新しい認証技術であるImplicit Authenticationの紹介
今インターネットを使うとき、認証は必ず関わってきます。この認証の新しい技術であるImplicit Authenticationについて紹介します。
なおこの認証技術はまだ研究段階で、残念ながら実用化のめどは立っていません。
Implicit authentication - Wikipedia
概要
Implicit Authentication(暗黙認証、以下IA)とは認証技術の1つで、ユーザーの振る舞いから認証動作を行うものです。
分かりにくいですね。
ではまずIAと対照的なExplicit Authentication(明示認証、以下EA)について説明します。EAは認証にユーザーの何らかのアクションが必要なもので、例えばID/Passwordを使った認証や指紋認証などがこれに当たります。
これに対してIAは認証時にアクションが必要ないものです。
このIAを使用することにより認証動作の利便性を向上することができます。
認証方法
IAはスマートフォンのセンサーデータからユーザーの振る舞いデータ(GPS, アプリ使用量、通話履歴など)を収集しこれを機械学習を使って学習することによりモデリングし、そのモデルに対してセンサーデータを入力として与えてその出力により認証を行うものです。
つまりIAは
- ユーザーの特徴モデルを作成するモジュール
- ユーザーモデルと認証用データを比較した時の一致度であるスコアを計算するモジュール
の2つから構成されています。
図1にモデル作成時のデータの流れを、図2に認証時のデータの流れを示します。
図1. モデル作成時のデータの流れ
図2. 認証時のデータの流れ
これまでの研究
IAはスマートフォンの普及に伴って考え出された技術です。

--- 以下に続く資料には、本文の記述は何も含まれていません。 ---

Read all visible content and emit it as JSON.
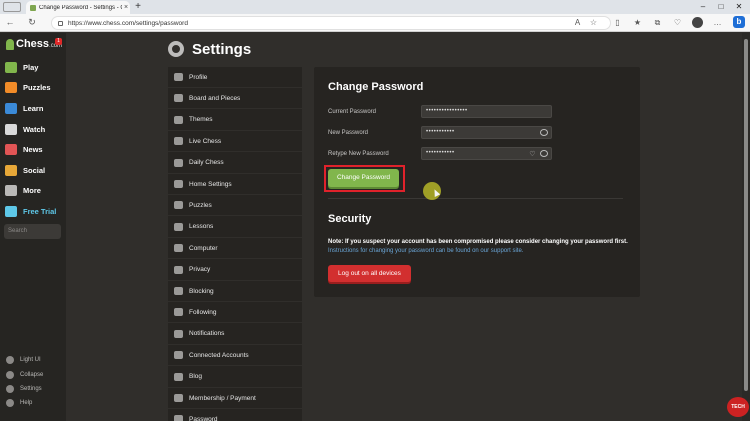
{
  "browser": {
    "tab_title": "Change Password - Settings - Ch",
    "tab_close": "×",
    "new_tab": "+",
    "url": "https://www.chess.com/settings/password",
    "back": "←",
    "refresh": "↻",
    "win_min": "–",
    "win_max": "□",
    "win_close": "✕"
  },
  "leftnav": {
    "logo": "Chess",
    "logo_suffix": ".com",
    "badge": "1",
    "items": [
      {
        "label": "Play",
        "icon": "play-icon",
        "color": "#81b64c"
      },
      {
        "label": "Puzzles",
        "icon": "puzzle-icon",
        "color": "#f28c28"
      },
      {
        "label": "Learn",
        "icon": "learn-icon",
        "color": "#3b8ad8"
      },
      {
        "label": "Watch",
        "icon": "binoculars-icon",
        "color": "#d9d9d9"
      },
      {
        "label": "News",
        "icon": "news-icon",
        "color": "#e25555"
      },
      {
        "label": "Social",
        "icon": "social-icon",
        "color": "#e8a838"
      },
      {
        "label": "More",
        "icon": "more-icon",
        "color": "#bab9b7"
      },
      {
        "label": "Free Trial",
        "icon": "diamond-icon",
        "color": "#5ec8e8"
      }
    ],
    "search_placeholder": "Search",
    "bottom": [
      {
        "label": "Light UI",
        "icon": "sun-icon"
      },
      {
        "label": "Collapse",
        "icon": "collapse-icon"
      },
      {
        "label": "Settings",
        "icon": "gear-icon"
      },
      {
        "label": "Help",
        "icon": "help-icon"
      }
    ]
  },
  "page": {
    "title": "Settings"
  },
  "settings_menu": [
    {
      "label": "Profile",
      "icon": "user-icon"
    },
    {
      "label": "Board and Pieces",
      "icon": "board-icon"
    },
    {
      "label": "Themes",
      "icon": "themes-icon"
    },
    {
      "label": "Live Chess",
      "icon": "clock-icon"
    },
    {
      "label": "Daily Chess",
      "icon": "sun-icon"
    },
    {
      "label": "Home Settings",
      "icon": "home-icon"
    },
    {
      "label": "Puzzles",
      "icon": "puzzle-icon"
    },
    {
      "label": "Lessons",
      "icon": "lessons-icon"
    },
    {
      "label": "Computer",
      "icon": "computer-icon"
    },
    {
      "label": "Privacy",
      "icon": "shield-icon"
    },
    {
      "label": "Blocking",
      "icon": "block-icon"
    },
    {
      "label": "Following",
      "icon": "following-icon"
    },
    {
      "label": "Notifications",
      "icon": "bell-icon"
    },
    {
      "label": "Connected Accounts",
      "icon": "link-icon"
    },
    {
      "label": "Blog",
      "icon": "blog-icon"
    },
    {
      "label": "Membership / Payment",
      "icon": "membership-icon"
    },
    {
      "label": "Password",
      "icon": "lock-icon"
    }
  ],
  "change_password": {
    "heading": "Change Password",
    "current_label": "Current Password",
    "current_value": "••••••••••••••••",
    "new_label": "New Password",
    "new_value": "•••••••••••",
    "retype_label": "Retype New Password",
    "retype_value": "•••••••••••",
    "button": "Change Password"
  },
  "security": {
    "heading": "Security",
    "note_bold": "Note: If you suspect your account has been compromised please consider changing your password first.",
    "note_link": "Instructions for changing your password can be found on our support site.",
    "logout_button": "Log out on all devices"
  }
}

(もっと言えばインターネットに繋がるセンサーをたくさんの人が持ったから生まれたとも言えます)
ですのでIAそのものの先行研究はそこまで多くありません。
Implicit Authentication for Mobile Devices
http://citeseerx.ist.psu.edu/viewdoc/summary?doi=10.1.1.160.4599
2009年の論文
Data Driven Authentication: On the Effectiveness of User Behaviour Modelling with Mobile Device Sensors
https://arxiv.org/abs/1410.7743?context=cs
2014年の論文
モデル作成は、センサーデータのそれぞれに対して時間と場所に関する2つの確率密度関数を求めて並べることによりモデルにします。

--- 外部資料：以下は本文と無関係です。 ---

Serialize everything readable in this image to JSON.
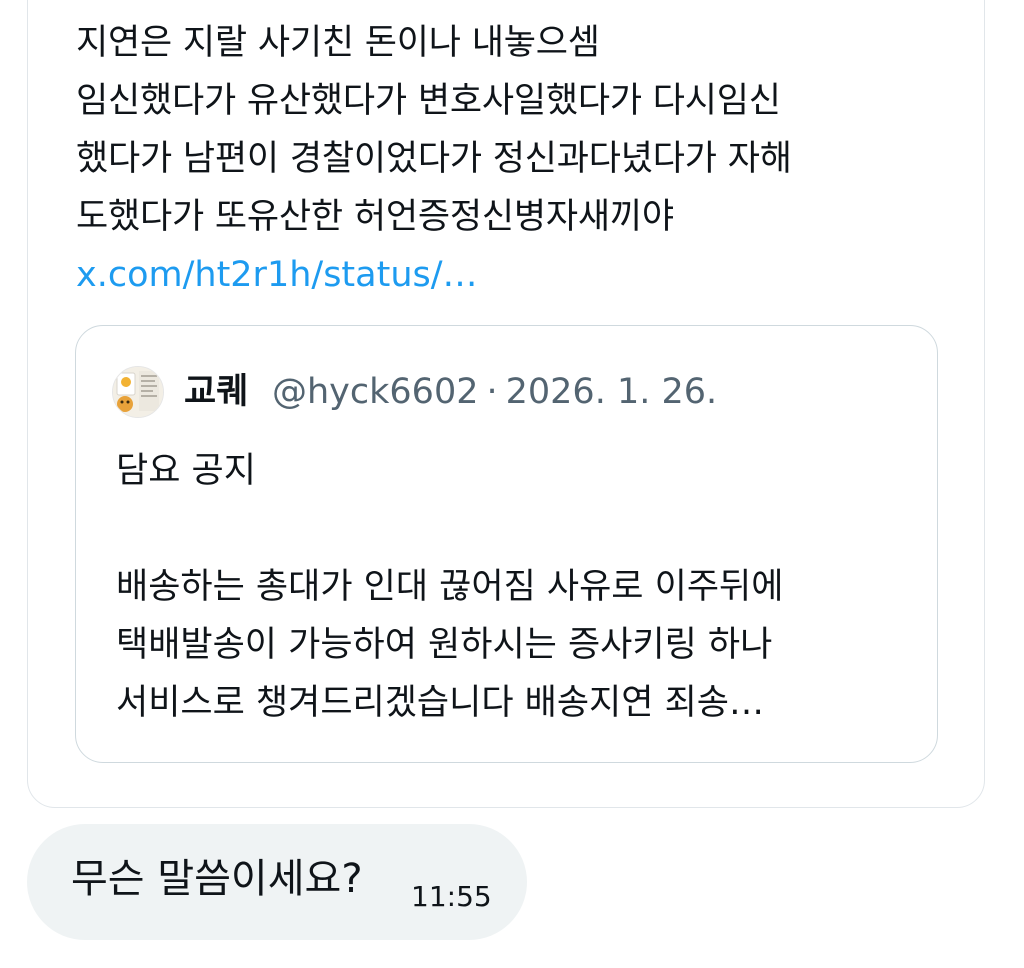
{
  "shared_post": {
    "text_lines": [
      "지연은 지랄 사기친 돈이나 내놓으셈",
      "임신했다가 유산했다가 변호사일했다가 다시임신",
      "했다가 남편이 경찰이었다가 정신과다녔다가 자해",
      "도했다가 또유산한 허언증정신병자새끼야"
    ],
    "link": "x.com/ht2r1h/status/…"
  },
  "quoted_post": {
    "display_name": "교퀘",
    "handle": "@hyck6602",
    "separator": "·",
    "date": "2026. 1. 26.",
    "body_lines": [
      "담요 공지",
      "",
      "배송하는 총대가 인대 끊어짐 사유로 이주뒤에",
      "택배발송이 가능하여 원하시는 증사키링 하나",
      "서비스로 챙겨드리겠습니다 배송지연 죄송…"
    ]
  },
  "reply": {
    "text": "무슨 말씀이세요?",
    "time": "11:55"
  },
  "colors": {
    "text": "#0f1419",
    "link": "#1d9bf0",
    "muted": "#536471",
    "bubble": "#eff3f4",
    "border": "#cfd9de"
  }
}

スコア算出は、与えられたセンサーデータの時間と場所の頻度に基づいて計算されます。
ライフスタイル認証
IAとは違いますが、東大で行われている研究を紹介します。
ライフスタイル認証とは東京大学の山口利恵氏が提唱した認証手法で、2017年に大規模な実証実験を行っています。
このコンセプトはIAと非常によく似ていて(というかIAではないかと思う。なぜわざわざ新しく命名したのだろうか)、位置情報や買い物履歴、ウェアラブル端末のセンサ情報などのライフログデータを使って認証を行う手法です。

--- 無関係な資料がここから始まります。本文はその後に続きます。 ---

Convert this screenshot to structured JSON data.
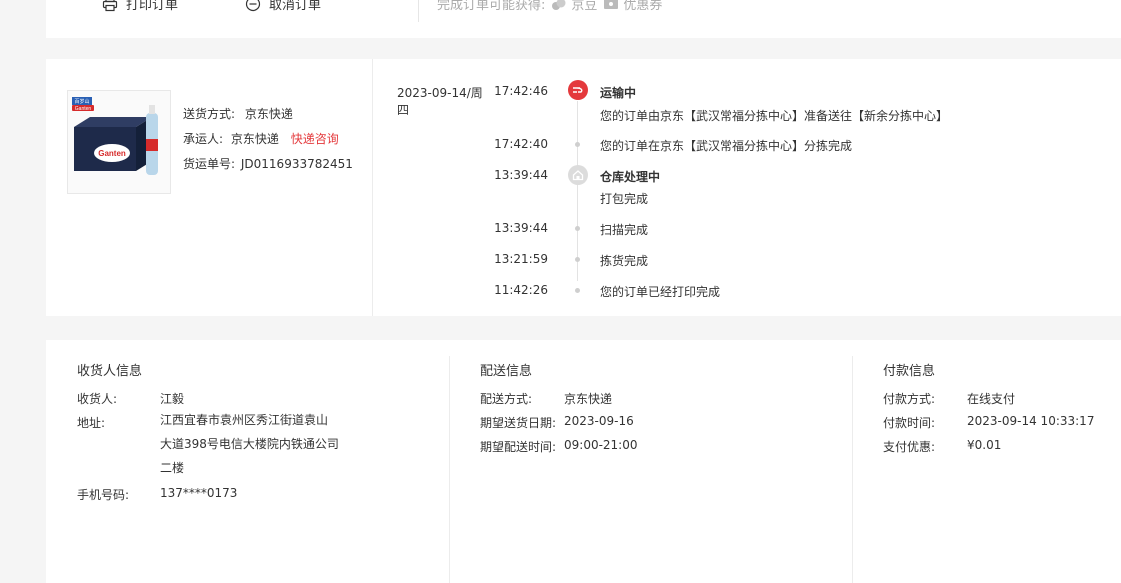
{
  "top": {
    "print_label": "打印订单",
    "cancel_label": "取消订单",
    "rewards_label": "完成订单可能获得:",
    "rewards": [
      "京豆",
      "优惠券"
    ]
  },
  "shipping": {
    "method_label": "送货方式:",
    "method_value": "京东快递",
    "carrier_label": "承运人:",
    "carrier_value": "京东快递",
    "consult_link": "快递咨询",
    "tracking_label": "货运单号:",
    "tracking_value": "JD0116933782451",
    "product_brand": "百岁山",
    "product_brand_latin": "Ganten"
  },
  "tracking": {
    "date": "2023-09-14/周四",
    "events": [
      {
        "time": "17:42:46",
        "title": "运输中",
        "desc": "您的订单由京东【武汉常福分拣中心】准备送往【新余分拣中心】"
      },
      {
        "time": "17:42:40",
        "title": "",
        "desc": "您的订单在京东【武汉常福分拣中心】分拣完成"
      },
      {
        "time": "13:39:44",
        "title": "仓库处理中",
        "desc": "打包完成"
      },
      {
        "time": "13:39:44",
        "title": "",
        "desc": "扫描完成"
      },
      {
        "time": "13:21:59",
        "title": "",
        "desc": "拣货完成"
      },
      {
        "time": "11:42:26",
        "title": "",
        "desc": "您的订单已经打印完成"
      }
    ]
  },
  "receiver": {
    "title": "收货人信息",
    "name_label": "收货人:",
    "name_value": "江毅",
    "address_label": "地址:",
    "address_lines": [
      "江西宜春市袁州区秀江街道袁山",
      "大道398号电信大楼院内铁通公司",
      "二楼"
    ],
    "phone_label": "手机号码:",
    "phone_value": "137****0173"
  },
  "delivery": {
    "title": "配送信息",
    "method_label": "配送方式:",
    "method_value": "京东快递",
    "date_label": "期望送货日期:",
    "date_value": "2023-09-16",
    "time_label": "期望配送时间:",
    "time_value": "09:00-21:00"
  },
  "payment": {
    "title": "付款信息",
    "method_label": "付款方式:",
    "method_value": "在线支付",
    "time_label": "付款时间:",
    "time_value": "2023-09-14 10:33:17",
    "discount_label": "支付优惠:",
    "discount_value": "¥0.01"
  },
  "colors": {
    "accent": "#e4393c",
    "muted": "#aaaaaa",
    "border": "#ececec"
  }
}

http://www.sict.i.u-tokyo.ac.jp/research/lifestyle.html
私はこの山口氏の論文をいくつか読んだのですが、誤字脱字があったり図番が間違っていたりそもそも再現性に乏しかったりと、正直あまりいい研究には思えませんでした。もしかするとこれからしっかり研究されて有用なものになるかもしれませんので動向には注意しておきたいです。
実際使えるの?
さて、いくら新しくて便利そうな技術でもセキュリティ上の問題があったり精度が悪かったりすると実用に耐えうるものにはなりません。
で、現状の研究を見る限り全然実用に耐えうるものにはなっていません。これからの研究を期待しましょう。
次の研究は精度を上げながらHTTPで使えるようにする研究でしょうか。